The attached thesis presents the theoretical foundations of RaR and discusses its strengths and weaknesses compared to related algorithms and traditional missing value handling techniques.
Datasets can be downloaded directly either from UCI (as csv) or from openml (as arff). To add a dataset on your own create a data folder at top level and inside a csv or arff folder if not already existent. Create a folder for your own dataset which name equals the name you pass to the dataloader. For arff datasets you need to name the file containing the dataset "data.arff". In case of csv files, the file must be called "data.csv". When loading a csv dataset for the first time, a file called "meta_data.json" will be created. It stores the feature names and types which are needed during the algorithms (can be edited).
To try and test the algorithms, there is a jupyter script at the top-level which is called test.py (can be executed in vscode or atom using jupyter and hydrogen extension, can also be run as a script but without breakpoints).

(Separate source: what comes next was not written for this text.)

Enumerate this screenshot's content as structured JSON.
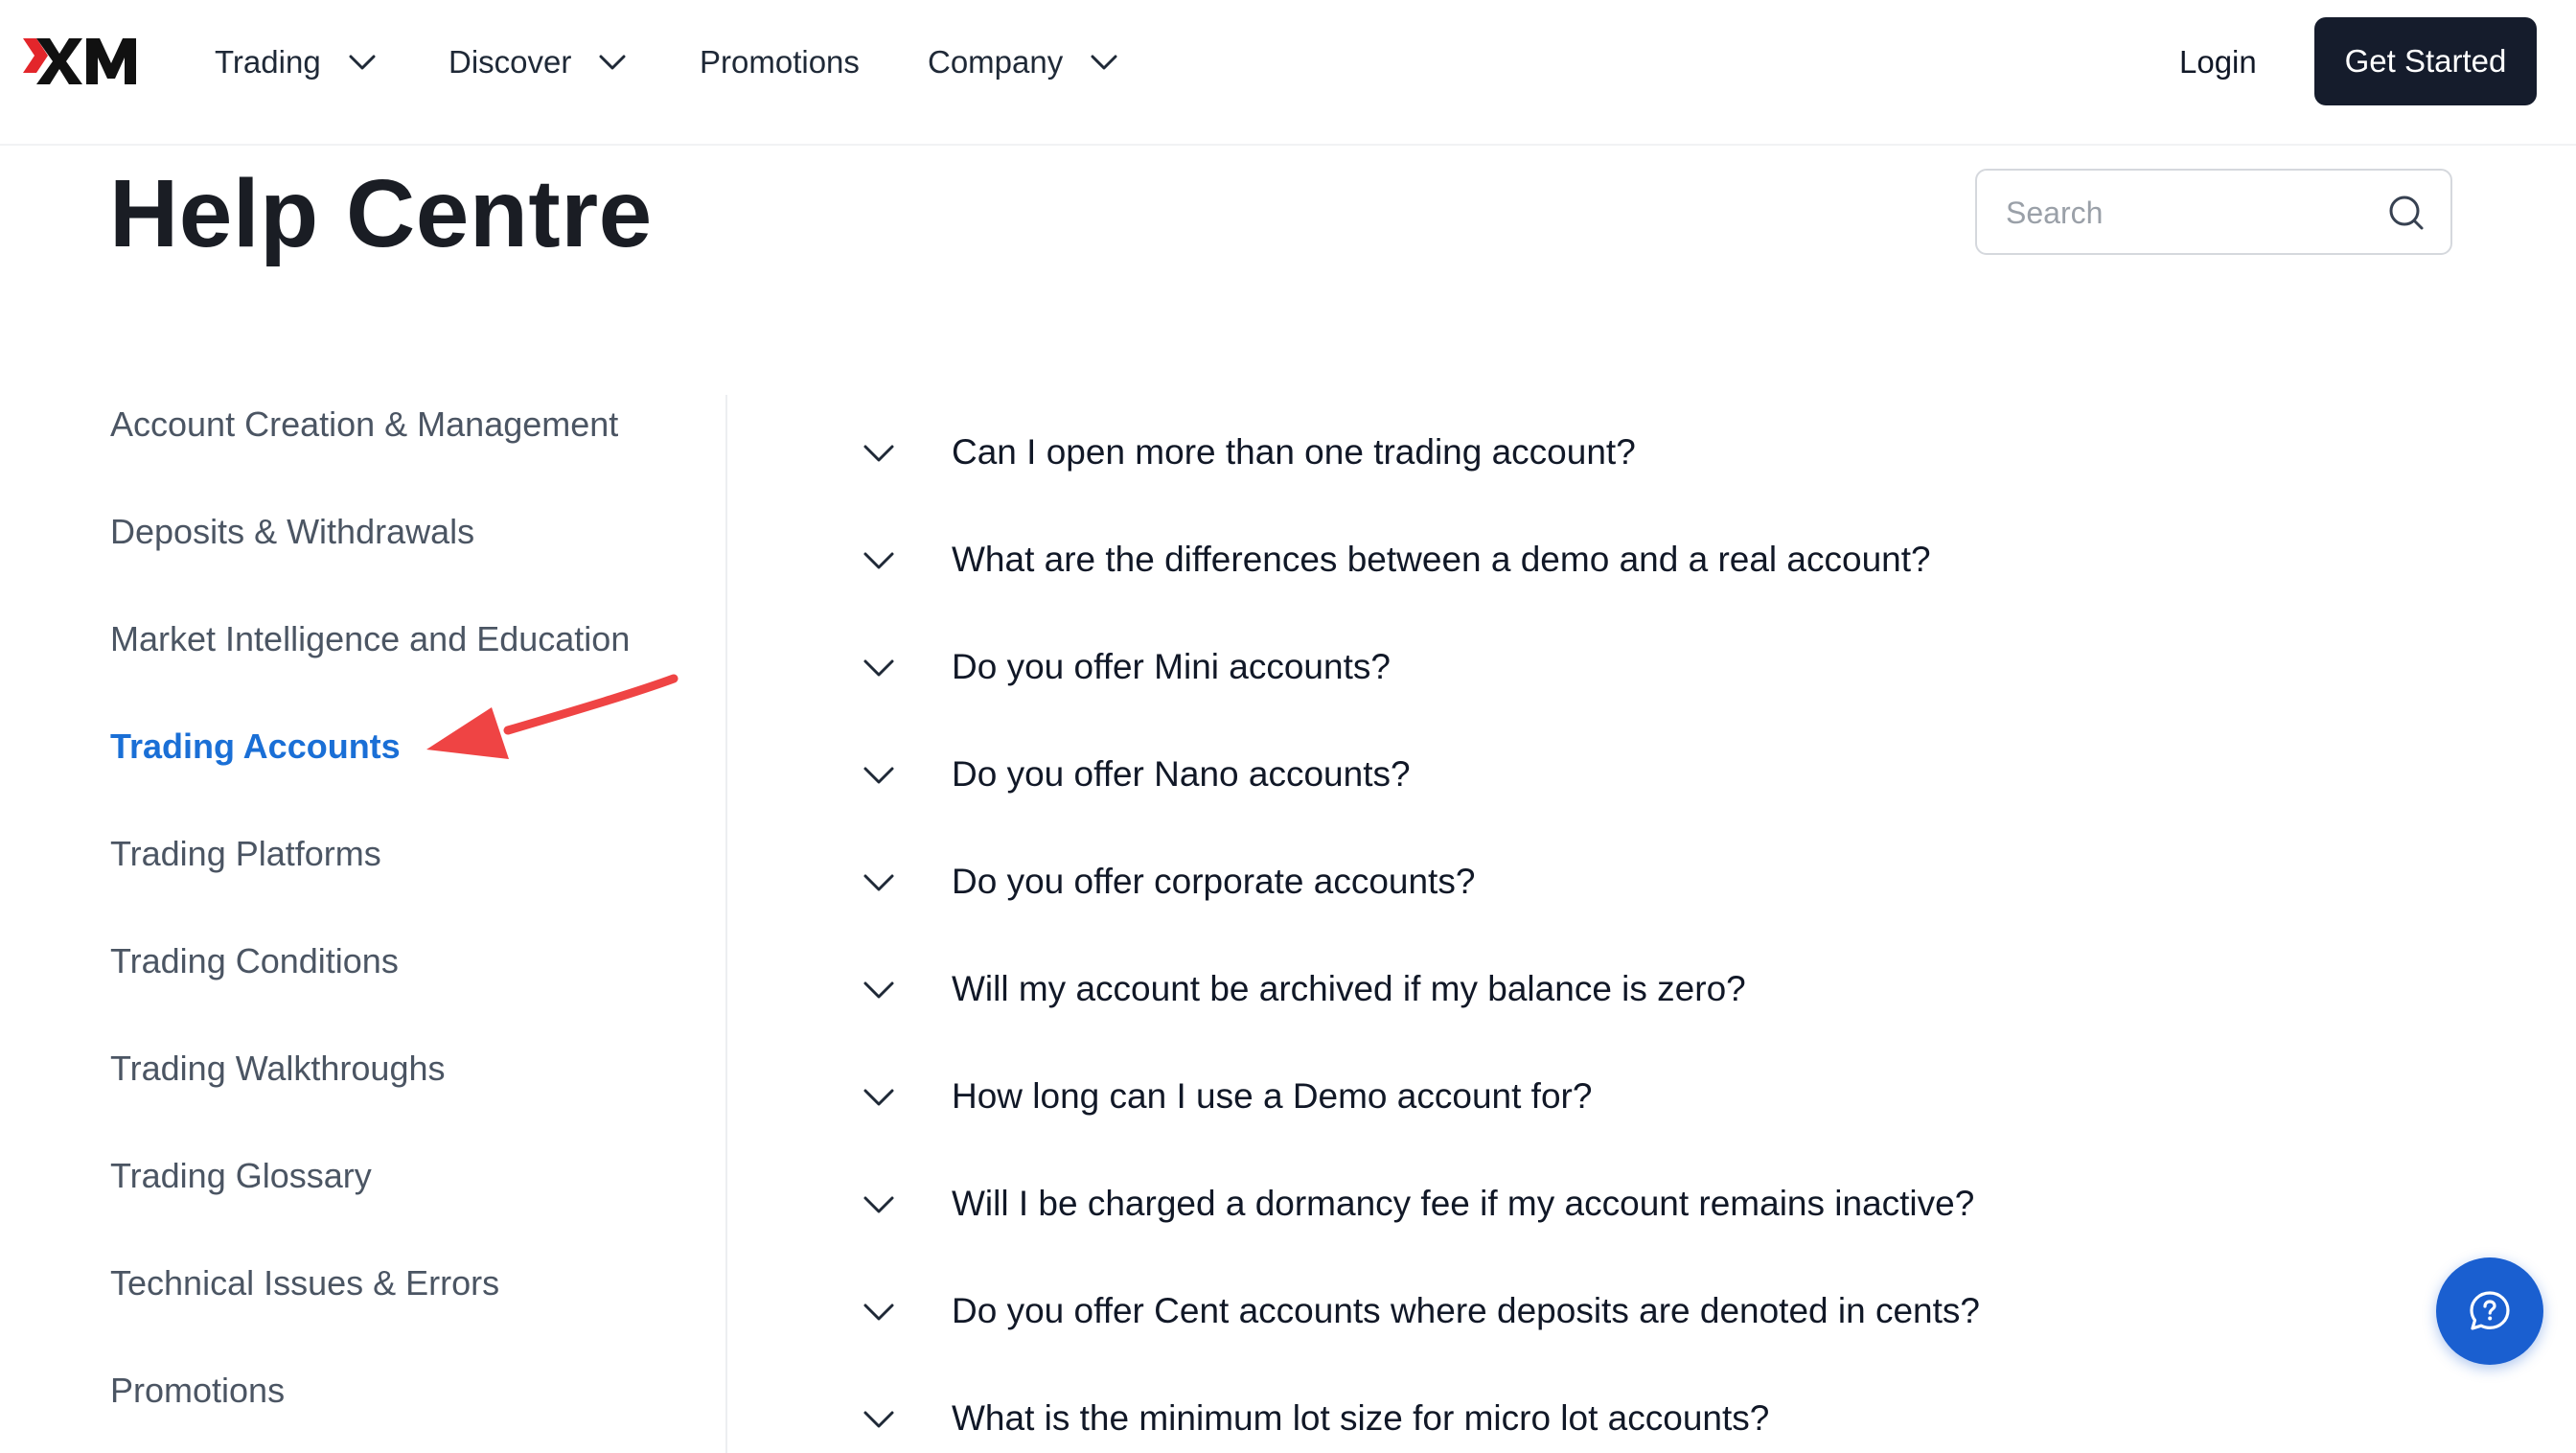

It shows how to load data, introduce missing values and how to run the developed algorithm on it.
Required installations
- Python 3.6 and pip (other versions might also work but are not tested)
- Microsoft Visual C++ Build Tools
- https://visualstudio.microsoft.com/de/vs/community/
- Tools für Visual Studio 2017 > Download Build Tools für Visual Studio 2017 (including Windows SDK)
- requires c++ build tools and windows 10 sdk
- add paths to ucrt and vcvarshall.bat to path
- Gurobi optimizer (https://www.gurobi.com/downloads/gurobi-optimizer)
- Get licence, install and run "grbgetkey <key>" in run and start menu (win+r)
- Run "python setup.py install" in gurobi folder
Steps:
-
Install requirements using pip (virtual environment is recommended)
- Using git bash under Windows:
- python3 -m venv rar
- source rar/Scripts/activate
-
pip install -r requirements.txt
- (eventually ecos module does not succeed to install, install then using whl file from https://www.lfd.uci.edu/~gohlke/pythonlibs/)
-
python setup.py build_ext --inplace
-
(Jupyter when using venv and vs code extension):
- Jupyter must be installed globally
- Create kernel in venv: ipython kernel install --name=rar
- Go to python site-packages and copy gurobipy folder to site-packages in venv
- Test kernel from vs code
-
Add root folder to system path or set workspace root in vs code
The experiment folder contains scripts to compare different feature selection/ classification algorithms on synthetic or real-world datasets. The data folder also contains statistics about the datasets and might include visualizations of datasets. If not present,the scripts to create these statistics and visualizations can be found in the scripts folder.